We were up bright and early to go on our tour to Soweto and the Apartheid Museum. Our guide was a South African who grew up in Soweto by the name of Jabu. We also had a driver, David, which was great as Jabu sat in the van with us and related story after story about the townships and the history of Soweto. His tour was so rich – it was next to impossible to process the amount of information that came our way. We toured only the street with two Nobel winners (Mandela and Tutu are neighbours). We toured the church that Tutu used for the Truth and Reconciliation hearings, the hostels remaining from the gold rush days and were toured by a local representative of the “informal” immigrant township (in most countries, this would be a refugee camp!). Poorest of poor. From the richest of the rich to the poorest of the poor, the model that Soweto (an acronym for South West Township) offers is now being used by the world. Blacks and Whites and non-whites all have addresses here. 2 of the biggest soccer stadiums are also here (Orlando and a new one under construction to set 125000 being built for World Cup 2010) and add a cricket stadium and 15 shopping malls, car dealers and you have a city of substantial proportions: 1 million residents, ZAR3.2 billion annual buying power. Hardly a stereotypical township!

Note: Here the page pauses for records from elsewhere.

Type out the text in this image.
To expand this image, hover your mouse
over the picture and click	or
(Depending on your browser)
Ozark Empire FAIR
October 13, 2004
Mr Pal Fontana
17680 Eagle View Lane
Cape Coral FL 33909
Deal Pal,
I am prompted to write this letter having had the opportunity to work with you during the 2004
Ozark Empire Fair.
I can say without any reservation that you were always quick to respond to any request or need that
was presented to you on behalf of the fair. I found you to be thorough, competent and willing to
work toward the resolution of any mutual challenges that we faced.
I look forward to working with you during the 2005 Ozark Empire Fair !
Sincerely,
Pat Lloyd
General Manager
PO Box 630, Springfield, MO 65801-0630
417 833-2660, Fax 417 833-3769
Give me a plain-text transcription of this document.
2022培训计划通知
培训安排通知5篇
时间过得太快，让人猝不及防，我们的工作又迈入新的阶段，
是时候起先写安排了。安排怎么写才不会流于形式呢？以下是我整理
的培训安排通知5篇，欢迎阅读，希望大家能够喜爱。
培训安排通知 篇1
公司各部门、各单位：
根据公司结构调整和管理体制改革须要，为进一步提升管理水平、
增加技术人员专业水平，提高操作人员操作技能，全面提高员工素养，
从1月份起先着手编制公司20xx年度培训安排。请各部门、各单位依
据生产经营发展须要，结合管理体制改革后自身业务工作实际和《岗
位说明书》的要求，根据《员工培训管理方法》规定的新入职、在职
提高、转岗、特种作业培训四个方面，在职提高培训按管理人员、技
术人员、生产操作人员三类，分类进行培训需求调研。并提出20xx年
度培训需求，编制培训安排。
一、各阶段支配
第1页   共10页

Our next stop was the Apartheid Museum. Unbelievable! So matter-of-fact, non-judgemental, taking you through 2500 years of African history leading to the rise and fall of the Afrikaans apartheid regime from 1948 to 1990 and then the 1992 ANC democratic election victory through to today. There was also a special exhibit on Nelson Mandela which often brought a tear to many a visitor – including Joe. Deb an Joe learned so much about the impact of gold on the Johannesburg (discovered by the 2 Georges – Johannes in Afrikaans, hence Johannes-burg), then the discovery of diamonds, leading to the Boer War, then rule of Anglo-Boer in the Union of SA in 1910 agreeing to disenfranchise the blacks) leading to the post WWII election of the apartheid regime in 1948. What a lesson for mankind!